As diversas responsabilidades estatutárias exigiram
significativa dedicação, o que implicou uma redução progressiva na atividade na
Universidade. Voltámos a ser crisálida.
Saímos do ‘átomo’ Universidade para abraçar um
‘cosmos’ com 4,4 milhões de habitantes, 27 mil enfermeiros, 3 Administrações
Regionais de Saúde, 3 Unidades Locais de Saúde, 27 unidades hospitalares, 9
centros hospitalares, 18 Agrupamentos de Centros de Saúde, 203 Unidades de
Cuidados de Saúde Personalizados, 154 Unidades de Saúde Familiar, 95 Unidades
de Cuidados na Comunidade, 21 Unidades de Saúde Pública, 117 Unidades de
Internamento da Rede Nacional de Cuidados Continuados Integrados, 14
Estabelecimentos de Ensino Superior com Curso de Enfermagem…
Liderei a equipa de 19 enfermeiros membros efetivos
dos órgãos regionais, num mandato de imensas concretizações… para os
enfermeiros, os serviços, as instituições, os cidadãos, as famílias e a
sociedade.
Recordo e reescrevo uma ideia transmitida no
relatório de estágio elaborado e apresentado aquando da defesa do título de
Mestre.
«As atividades desenvolvidas neste mandato serão
seguramente de maior
amplitude e profundidade que a capacidade de memória, registo, análise e
síntese o permitem.»
Em
função das 18 competências do Conselho Diretivo Regional, inscritas no ponto 2,
do artº 46, da Lei nº 156/2015, destaco três áreas de atuação:
Acompanhamento do exercício profissional;
Representação da Secção Regional;
Participação na definição de política regional e
comunicação externa;
A dimensão e heterogeneidade de contextos de prática
clínica determinaram a realização de forma sistemática e contínua Visitas de
Acampamento de Exercício Profissional.
Constatamos que as principais áreas de atenção foram:
dotações (in)seguras, limitações nos sistemas de informação e défice de
organização de serviços/recursos.
Ao longo de 4 anos verificamos de forma reiterada a
existência de uma relação paradoxal:
As pessoas e as famílias, fruto do contexto
socioeconómico desfavorável, apresentam mais necessidades em saúde e de maior
complexidade.
Por outro lado, os serviços e as equipas possuem
gradualmente menos recursos.
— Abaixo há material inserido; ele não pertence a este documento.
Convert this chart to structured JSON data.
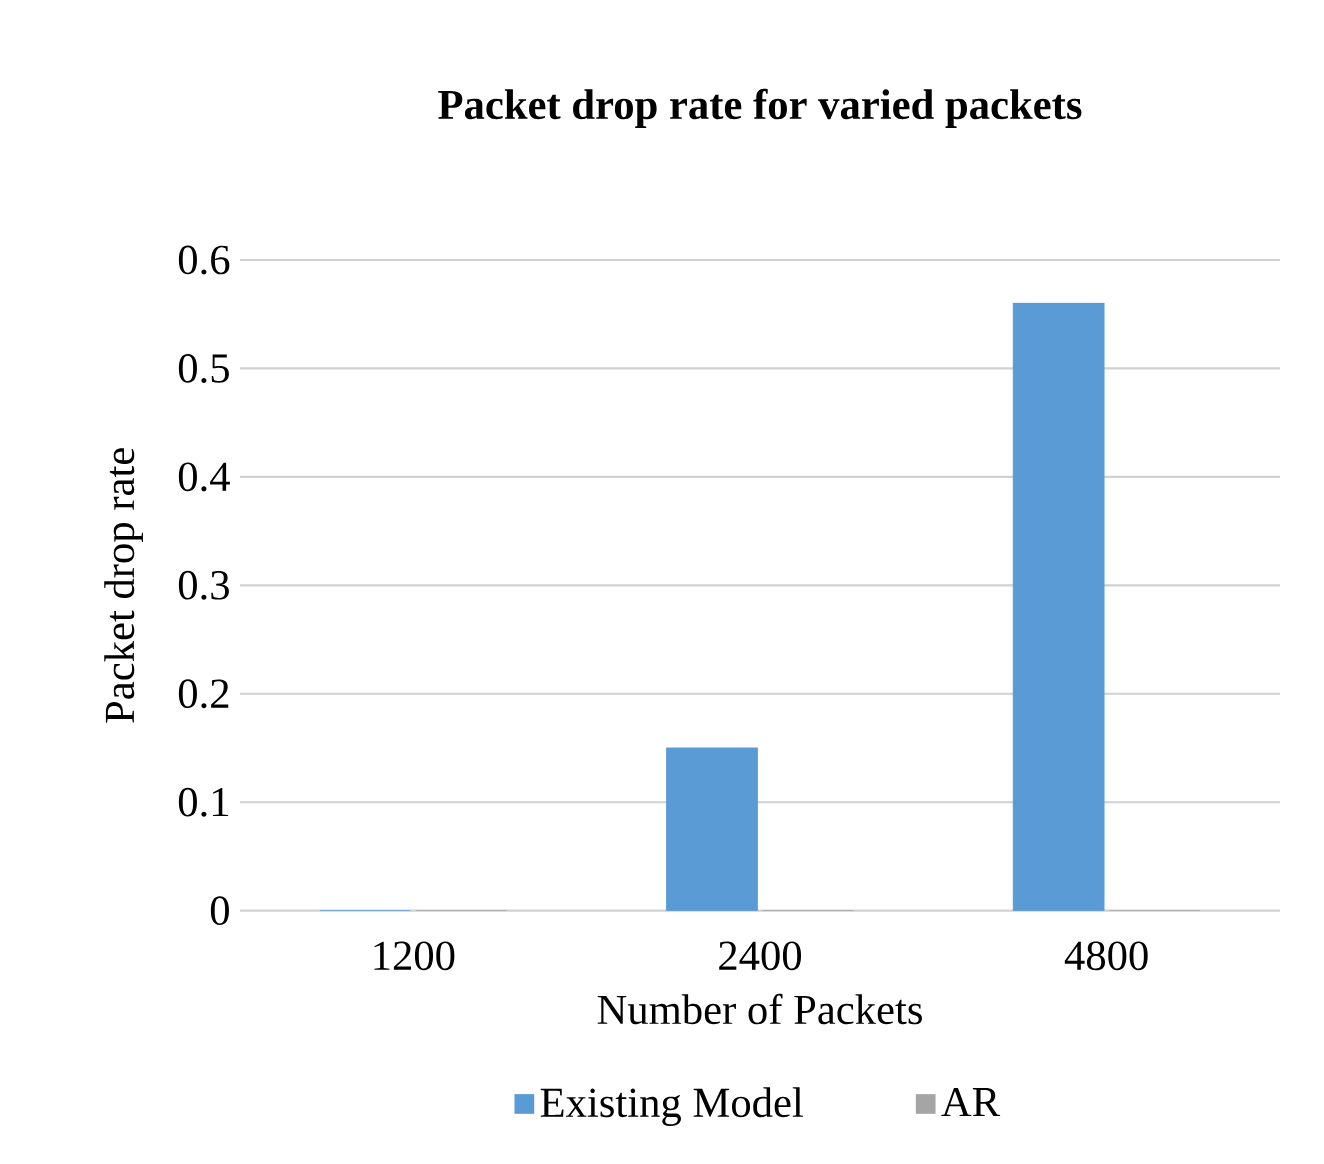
{
  "chart_data": {
    "type": "bar",
    "title": "Packet drop rate for varied packets",
    "xlabel": "Number of Packets",
    "ylabel": "Packet drop rate",
    "categories": [
      "1200",
      "2400",
      "4800"
    ],
    "series": [
      {
        "name": "Existing Model",
        "color": "#5b9bd5",
        "values": [
          0,
          0.15,
          0.56
        ]
      },
      {
        "name": "AR",
        "color": "#a5a5a5",
        "values": [
          0,
          0,
          0
        ]
      }
    ],
    "ylim": [
      0,
      0.6
    ],
    "yticks": [
      0,
      0.1,
      0.2,
      0.3,
      0.4,
      0.5,
      0.6
    ],
    "grid": "y",
    "legend": "bottom"
  }
}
Daqui resulta um efetivo comprometimento para a
Enfermagem, estando os enfermeiros exclusivamente absorvidos na realização de
atividades (tarefas) diárias e simultaneamente aleados/vítimas do desenvolvimento
profissional, que, nestes contexto passará a ser mais controlado/decidido por
não enfermeiros.
A representação da Secção
Regional, permitiu naturalmente o contacto com um sem número de instituições e
organismos públicos, privados e do setor social, nacionais e estrangeiros, que
exigiram elevada capacidade de comunicação e participação, na constante
afirmação da Enfermagem.
A relação institucional com estruturas de poder
regional (ARS) e de poder local (Hospitais, ACES e Municípios) permitiu
apresentar propostas concretas de melhoria das respostas às necessidades dos
cidadãos, destacando a recomendação profissional aprovada em Assembleia
Regional. Destaco também a realização conjunta de uma conferência de imprensa
com o Conselho Diretivo Regional do Sul da Ordem dos Médicos sobre a proposta
de Orçamento do Estado para o ano de 2015, e consequente reunião com a Comissão
Parlamentar de Saúde.
No âmbito da comunicação externa, de referir os
inúmeros textos produzidos na imprensa escrita sobre Sistema de Saúde e as
reportagens televisivas promovidas e acompanhadas sobre ‘casos positivos’ de
Enfermagem.
Olho o passado…! Indubitavelmente
nostalgia e confiança.
Reflito sobre o passado até onde
a memória me permite alcançar e de imediato surge o pensamento complexo de Edgar
Morin.
Vou ‘…olhar sobre o ombro’ (L. Nunes)
para pensar em conjunto as realidades entrelaçadas e complexas como o ‘Cuidar’
de Hesbeen, as intervenções dos enfermeiros no REPE e as competências dos
enfermeiros de cuidados gerais e dos enfermeiros especialistas.